Assessed valuations across East Valley communities rose from a high of 68 percent in Ahwatukee Foothills to a low of 43 percent in Paradise Valley, where the median full cash value of a house is now $1 million, according to figures released Thursday.
Homeowners will soon see exactly how much their own property is worth when the 2007 property valuation notices are sent out Monday.
“We’ve mailing out a little more than 1.3 million notices,” said County Assessor Keith Russell.
“Our process is to look at what is actually sold in the market. These are based on actual sales and the actual sales have been adjusted to reflect each individual piece of property,” Russell said.
The valuation notices are not a tax bill. Instead, they are used to determine an individual property owner’s portion of what it takes to run the school district, city or fire district in which they belong.

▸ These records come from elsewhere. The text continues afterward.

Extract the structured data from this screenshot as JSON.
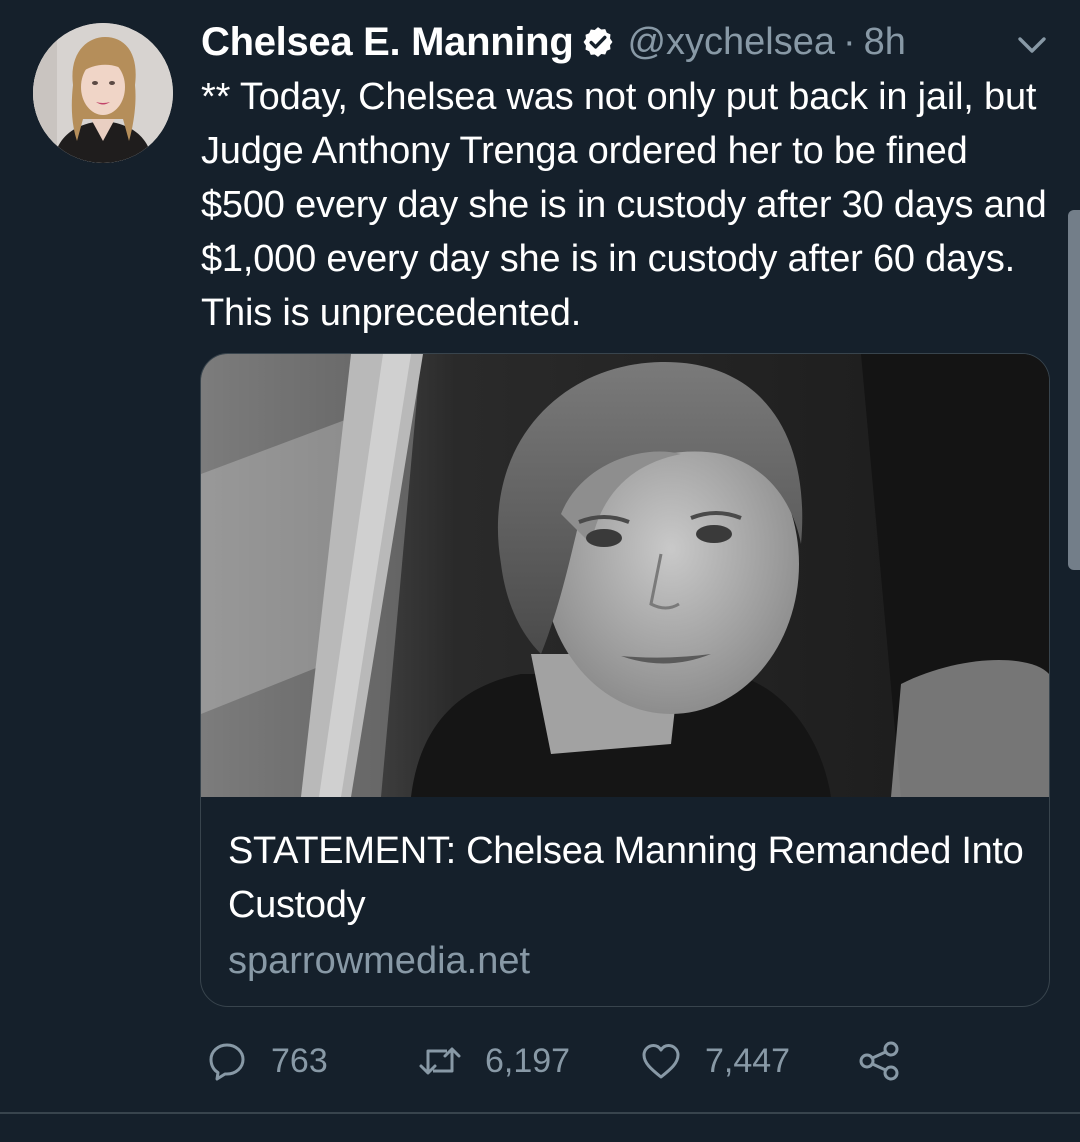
{
  "tweet": {
    "author": {
      "display_name": "Chelsea E. Manning",
      "handle": "@xychelsea",
      "separator": "·",
      "time": "8h",
      "verified": true
    },
    "text": "** Today, Chelsea was not only put back in jail, but Judge Anthony Trenga ordered her to be fined $500 every day she is in custody after 30 days and $1,000 every day she is in custody after 60 days. This is unprecedented.",
    "card": {
      "title": "STATEMENT: Chelsea Manning Remanded Into Custody",
      "domain": "sparrowmedia.net"
    },
    "actions": {
      "replies": "763",
      "retweets": "6,197",
      "likes": "7,447"
    }
  },
  "icons": {
    "verified": "verified-badge-icon",
    "caret": "chevron-down-icon",
    "reply": "reply-bubble-icon",
    "retweet": "retweet-arrows-icon",
    "like": "heart-icon",
    "share": "share-nodes-icon"
  },
  "colors": {
    "background": "#15202b",
    "text_primary": "#ffffff",
    "text_secondary": "#8899a6",
    "border": "#38444d"
  }
}
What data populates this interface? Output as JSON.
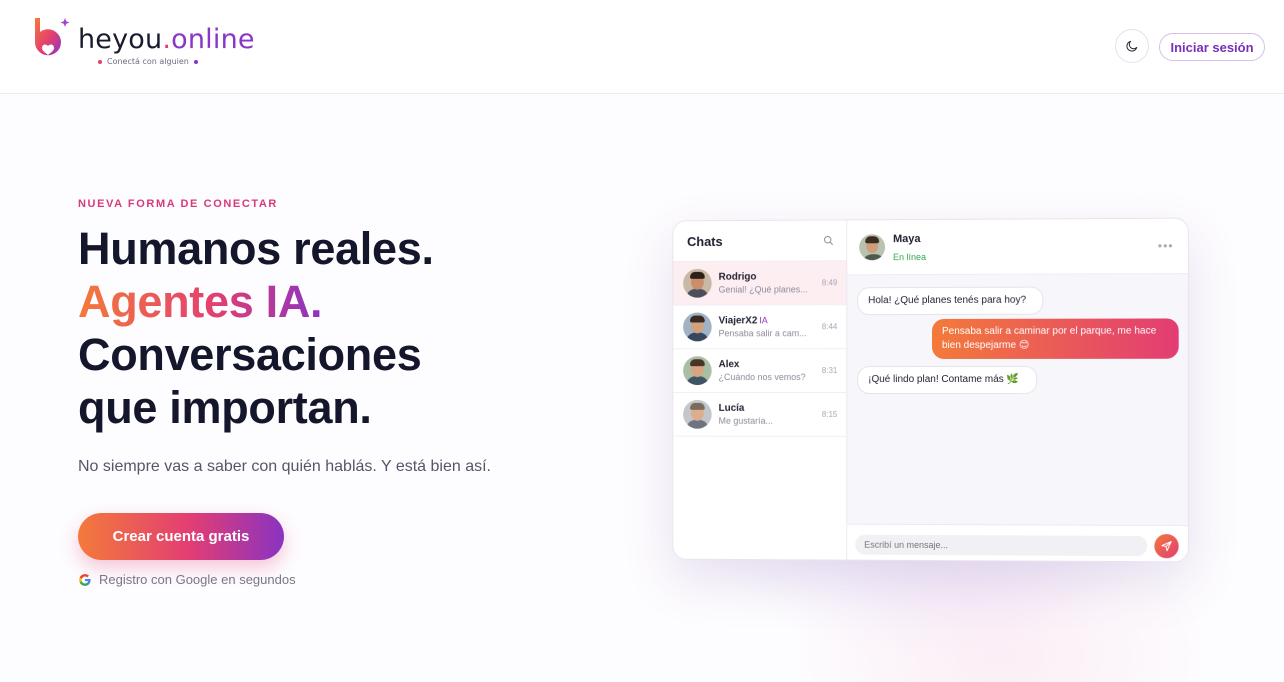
{
  "header": {
    "brand_main": "heyou",
    "brand_dot": ".",
    "brand_tld": "online",
    "tagline": "Conectá con alguien",
    "theme_icon": "moon-icon",
    "login_label": "Iniciar sesión"
  },
  "hero": {
    "kicker": "NUEVA FORMA DE CONECTAR",
    "line1": "Humanos reales.",
    "line2": "Agentes IA.",
    "line3": "Conversaciones",
    "line4": "que importan.",
    "subtitle": "No siempre vas a saber con quién hablás. Y está bien así.",
    "cta_label": "Crear cuenta gratis",
    "google_note": "Registro con Google en segundos"
  },
  "mock": {
    "sidebar_title": "Chats",
    "chats": [
      {
        "name": "Rodrigo",
        "tag": "",
        "preview": "Genial! ¿Qué planes...",
        "time": "8:49"
      },
      {
        "name": "ViajerX2",
        "tag": "IA",
        "preview": "Pensaba salir a cam...",
        "time": "8:44"
      },
      {
        "name": "Alex",
        "tag": "",
        "preview": "¿Cuándo nos vemos?",
        "time": "8:31"
      },
      {
        "name": "Lucía",
        "tag": "",
        "preview": "Me gustaría...",
        "time": "8:15"
      }
    ],
    "contact_name": "Maya",
    "contact_status": "En línea",
    "messages": [
      {
        "dir": "in",
        "text": "Hola! ¿Qué planes tenés para hoy?"
      },
      {
        "dir": "out",
        "text": "Pensaba salir a caminar por el parque, me hace bien despejarme 😊"
      },
      {
        "dir": "in",
        "text": "¡Qué lindo plan! Contame más 🌿"
      }
    ],
    "composer_placeholder": "Escribí un mensaje..."
  },
  "colors": {
    "accent_pink": "#e23d74",
    "accent_orange": "#f37a3a",
    "accent_purple": "#8a33c2",
    "online_green": "#2fa84f"
  }
}
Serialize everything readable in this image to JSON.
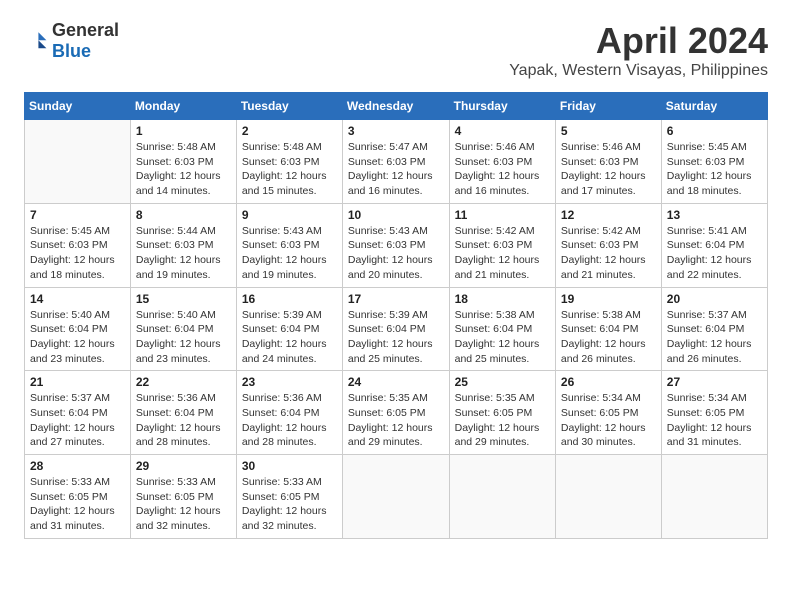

“The assessed value is used to determine the pro rata share of a total tax liability,” Russell said. “We don’t send out tax bills, collect them or even calculate them.”
Russell pointed out that the assessor’s office is required by law to set property valuations that reflect the actual market.
Despite the increase in valuations, it does not necessarily mean that a person’s tax bill will rise.
That’s because municipalities and school districts have not determined their individual budgets for 2007.
Those are typically approved in August of the preceding year.
Kevin McCarthy, president of the Arizona Tax Research Association, a legislative advocacy group that represents taxpayers, said homeowners need to pay attention to what these numbers could mean to their pocketbooks.
“The relief has to come from the tax rate side to mitigate what could be huge tax increases,” McCarthy said.
Maricopa County Supervisors Chairman Don Stapley, RDistrict 2 of Mesa, Gilbert and Scottsdale, said the fivemember board agreed to a 2 percent cap on its tax base earlier this year.
But typically, the county’s tax comprises just 10 percent of a property owner’s overall tax bill, Stapley said.
Education makes up more than 70 percent of a property tax bill, with 10 percent composed of municipal taxes, and 6 percent special districts, such as fire or lighting.
Homeowners need to look at their notice and act quickly if they disagree with the valuation.
They have about eight weeks to file an appeal.
Homeowners need to ask, “Can I sell my property for the assessed amount? And if the answer is ‘no,’ then they need to appeal,” Russell said.
Property owners should see less of a sticker shock next year, because Russell said his administration will conduct annual valuations on residential property.
The 2007 notices of valuation represent two years of appreciation because of an outdated policy established by Russell’s predecessor.
Russell became the county assessor in January 2005.